Aslında filmi ilk açtığımda dışarıdan mükemmel gözüken bir aile tablosu bekliyordum. Aslında filmde bunun üzerine kurulu 'mükemmel' bir burjuva aile var. Ama gerçekler bu şekilde ilerlemiyor. Christian gerçekleri itiraf ettiği an, her şeye göz yuman ve susan bir aile tablosuyla karşılaşıyoruz. İşte tam da burjuva ahlakının işleyiş şekli dediğimiz bir an. Koskoca bir aile, bir doğum günü için evlerinden kalkıp belki de kilometrelerce yol geliyorlar ama ailenin reisini çiğnemek gibi bir şey asla söz konusu olamaz. Olmadığını da görüyoruz zaten. Burjuva ne yapar? Tabii ki, kendisine zarar vermeyen hiçbir şeye müdahale etmez, onu bir hiç olarak yok sayarlar. Oysa bu kadar önemli bir kurum olan aile kurumu nasıl bu kadar yalnız bırakılır, bir çocuğun yaşadığı acıları bir yemek salonundan hızla dışarı itilebilir, buna şahit oluyoruz. Harika bir baba, kusursuz bir aile ne kadar güzel gözüküyor değil mi?

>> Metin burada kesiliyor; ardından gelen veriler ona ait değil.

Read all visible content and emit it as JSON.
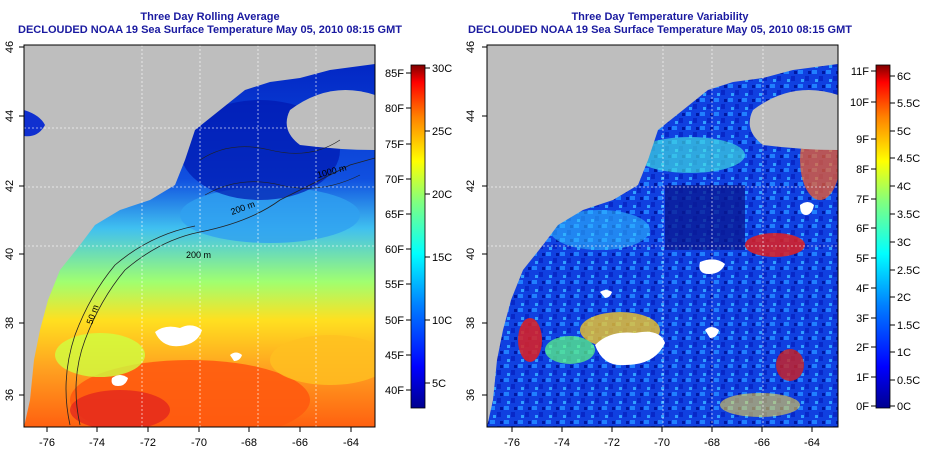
{
  "left_panel": {
    "title": "Three Day Rolling Average",
    "subtitle": "DECLOUDED NOAA 19 Sea Surface Temperature May 05, 2010 08:15 GMT",
    "lat_ticks": [
      "36",
      "38",
      "40",
      "42",
      "44",
      "46"
    ],
    "lon_ticks": [
      "-76",
      "-74",
      "-72",
      "-70",
      "-68",
      "-66",
      "-64"
    ],
    "colorbar_f": [
      "40F",
      "45F",
      "50F",
      "55F",
      "60F",
      "65F",
      "70F",
      "75F",
      "80F",
      "85F"
    ],
    "colorbar_c": [
      "5C",
      "10C",
      "15C",
      "20C",
      "25C",
      "30C"
    ],
    "contour_labels": [
      "1000 m",
      "200 m",
      "200 m",
      "50 m"
    ]
  },
  "right_panel": {
    "title": "Three Day Temperature Variability",
    "subtitle": "DECLOUDED NOAA 19 Sea Surface Temperature May 05, 2010 08:15 GMT",
    "lat_ticks": [
      "36",
      "38",
      "40",
      "42",
      "44",
      "46"
    ],
    "lon_ticks": [
      "-76",
      "-74",
      "-72",
      "-70",
      "-68",
      "-66",
      "-64"
    ],
    "colorbar_f": [
      "0F",
      "1F",
      "2F",
      "3F",
      "4F",
      "5F",
      "6F",
      "7F",
      "8F",
      "9F",
      "10F",
      "11F"
    ],
    "colorbar_c": [
      "0C",
      "0.5C",
      "1C",
      "1.5C",
      "2C",
      "2.5C",
      "3C",
      "3.5C",
      "4C",
      "4.5C",
      "5C",
      "5.5C",
      "6C"
    ]
  },
  "colors": {
    "land": "#bebebe",
    "title": "#1a1aa0",
    "cloud": "#ffffff"
  }
}
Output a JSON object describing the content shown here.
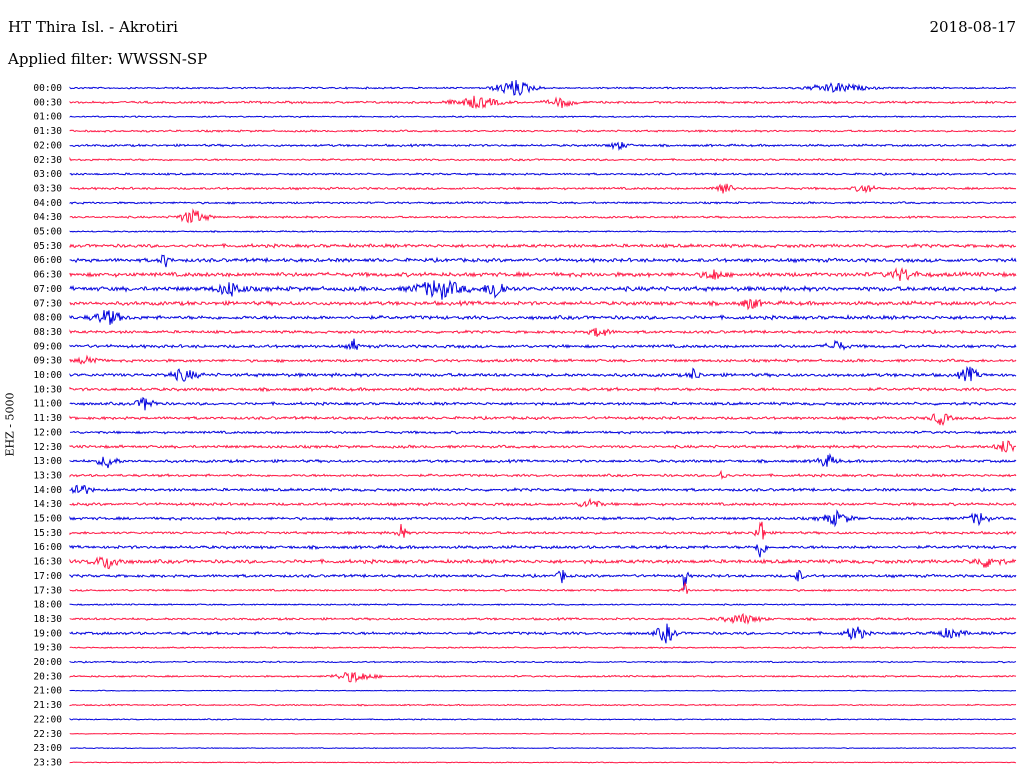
{
  "header": {
    "station": "HT Thira Isl. - Akrotiri",
    "date": "2018-08-17",
    "filter": "Applied filter: WWSSN-SP",
    "channel": "EHZ - 5000"
  },
  "colors": {
    "trace_a": "#0000dd",
    "trace_b": "#ff1744",
    "text": "#000000",
    "background": "#ffffff"
  },
  "chart_data": {
    "type": "line",
    "description_type": "helicorder",
    "row_labels": [
      "00:00",
      "00:30",
      "01:00",
      "01:30",
      "02:00",
      "02:30",
      "03:00",
      "03:30",
      "04:00",
      "04:30",
      "05:00",
      "05:30",
      "06:00",
      "06:30",
      "07:00",
      "07:30",
      "08:00",
      "08:30",
      "09:00",
      "09:30",
      "10:00",
      "10:30",
      "11:00",
      "11:30",
      "12:00",
      "12:30",
      "13:00",
      "13:30",
      "14:00",
      "14:30",
      "15:00",
      "15:30",
      "16:00",
      "16:30",
      "17:00",
      "17:30",
      "18:00",
      "18:30",
      "19:00",
      "19:30",
      "20:00",
      "20:30",
      "21:00",
      "21:30",
      "22:00",
      "22:30",
      "23:00",
      "23:30"
    ],
    "row_colors": [
      "trace_a",
      "trace_b"
    ],
    "row_noise": [
      0.6,
      0.8,
      0.5,
      0.7,
      0.8,
      0.7,
      0.7,
      0.8,
      0.7,
      0.7,
      0.5,
      1.2,
      1.3,
      1.5,
      1.6,
      1.4,
      1.3,
      1.0,
      1.1,
      1.0,
      1.2,
      1.1,
      1.0,
      1.0,
      0.9,
      1.0,
      1.0,
      0.9,
      1.0,
      1.0,
      1.0,
      0.9,
      1.1,
      1.3,
      1.0,
      0.7,
      0.5,
      0.8,
      1.0,
      0.5,
      0.5,
      0.6,
      0.3,
      0.5,
      0.4,
      0.3,
      0.3,
      0.3
    ],
    "events": [
      {
        "row": 0,
        "pos": 0.47,
        "amp": 9,
        "dur": 0.04
      },
      {
        "row": 0,
        "pos": 0.81,
        "amp": 5,
        "dur": 0.06
      },
      {
        "row": 1,
        "pos": 0.43,
        "amp": 6,
        "dur": 0.05
      },
      {
        "row": 1,
        "pos": 0.52,
        "amp": 5,
        "dur": 0.03
      },
      {
        "row": 4,
        "pos": 0.58,
        "amp": 4,
        "dur": 0.02
      },
      {
        "row": 7,
        "pos": 0.69,
        "amp": 7,
        "dur": 0.02
      },
      {
        "row": 7,
        "pos": 0.84,
        "amp": 5,
        "dur": 0.02
      },
      {
        "row": 9,
        "pos": 0.13,
        "amp": 8,
        "dur": 0.03
      },
      {
        "row": 12,
        "pos": 0.1,
        "amp": 8,
        "dur": 0.01
      },
      {
        "row": 13,
        "pos": 0.68,
        "amp": 6,
        "dur": 0.02
      },
      {
        "row": 13,
        "pos": 0.88,
        "amp": 6,
        "dur": 0.03
      },
      {
        "row": 14,
        "pos": 0.17,
        "amp": 7,
        "dur": 0.03
      },
      {
        "row": 14,
        "pos": 0.39,
        "amp": 10,
        "dur": 0.05
      },
      {
        "row": 14,
        "pos": 0.45,
        "amp": 12,
        "dur": 0.02
      },
      {
        "row": 15,
        "pos": 0.72,
        "amp": 6,
        "dur": 0.02
      },
      {
        "row": 16,
        "pos": 0.04,
        "amp": 8,
        "dur": 0.03
      },
      {
        "row": 17,
        "pos": 0.56,
        "amp": 6,
        "dur": 0.02
      },
      {
        "row": 18,
        "pos": 0.3,
        "amp": 7,
        "dur": 0.01
      },
      {
        "row": 18,
        "pos": 0.81,
        "amp": 6,
        "dur": 0.02
      },
      {
        "row": 19,
        "pos": 0.02,
        "amp": 6,
        "dur": 0.02
      },
      {
        "row": 20,
        "pos": 0.12,
        "amp": 6,
        "dur": 0.03
      },
      {
        "row": 20,
        "pos": 0.66,
        "amp": 8,
        "dur": 0.01
      },
      {
        "row": 20,
        "pos": 0.95,
        "amp": 8,
        "dur": 0.02
      },
      {
        "row": 22,
        "pos": 0.08,
        "amp": 7,
        "dur": 0.02
      },
      {
        "row": 23,
        "pos": 0.92,
        "amp": 7,
        "dur": 0.02
      },
      {
        "row": 25,
        "pos": 0.99,
        "amp": 8,
        "dur": 0.02
      },
      {
        "row": 26,
        "pos": 0.04,
        "amp": 7,
        "dur": 0.02
      },
      {
        "row": 26,
        "pos": 0.8,
        "amp": 7,
        "dur": 0.02
      },
      {
        "row": 27,
        "pos": 0.69,
        "amp": 6,
        "dur": 0.01
      },
      {
        "row": 28,
        "pos": 0.01,
        "amp": 8,
        "dur": 0.02
      },
      {
        "row": 29,
        "pos": 0.55,
        "amp": 6,
        "dur": 0.02
      },
      {
        "row": 30,
        "pos": 0.81,
        "amp": 7,
        "dur": 0.03
      },
      {
        "row": 30,
        "pos": 0.96,
        "amp": 7,
        "dur": 0.02
      },
      {
        "row": 31,
        "pos": 0.35,
        "amp": 9,
        "dur": 0.01
      },
      {
        "row": 31,
        "pos": 0.73,
        "amp": 16,
        "dur": 0.01
      },
      {
        "row": 32,
        "pos": 0.73,
        "amp": 14,
        "dur": 0.01
      },
      {
        "row": 33,
        "pos": 0.04,
        "amp": 7,
        "dur": 0.03
      },
      {
        "row": 33,
        "pos": 0.97,
        "amp": 6,
        "dur": 0.03
      },
      {
        "row": 34,
        "pos": 0.52,
        "amp": 7,
        "dur": 0.01
      },
      {
        "row": 34,
        "pos": 0.65,
        "amp": 20,
        "dur": 0.005
      },
      {
        "row": 34,
        "pos": 0.77,
        "amp": 7,
        "dur": 0.01
      },
      {
        "row": 35,
        "pos": 0.65,
        "amp": 12,
        "dur": 0.005
      },
      {
        "row": 37,
        "pos": 0.71,
        "amp": 5,
        "dur": 0.04
      },
      {
        "row": 38,
        "pos": 0.63,
        "amp": 10,
        "dur": 0.02
      },
      {
        "row": 38,
        "pos": 0.83,
        "amp": 9,
        "dur": 0.02
      },
      {
        "row": 38,
        "pos": 0.93,
        "amp": 5,
        "dur": 0.03
      },
      {
        "row": 41,
        "pos": 0.3,
        "amp": 6,
        "dur": 0.04
      }
    ]
  }
}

Bu mükemmel şölen, bu harika yemek masası aslında ''kör'' ve çıkarcı bir gerçeklik üzerine kurulu. Ve bu film, bunu bize en iyi şekilde sunduğu için, aslında var olan yaşam düzeninde makro boyutta yaşanan şeyleri bir aile üzerinden gördüğümüz için, belki de bize bir şeyler hakkında okumak, izlemek ve bence en önemlisi farkında olmak için alan açan bu filme teşekkürlerimi iletiyorum.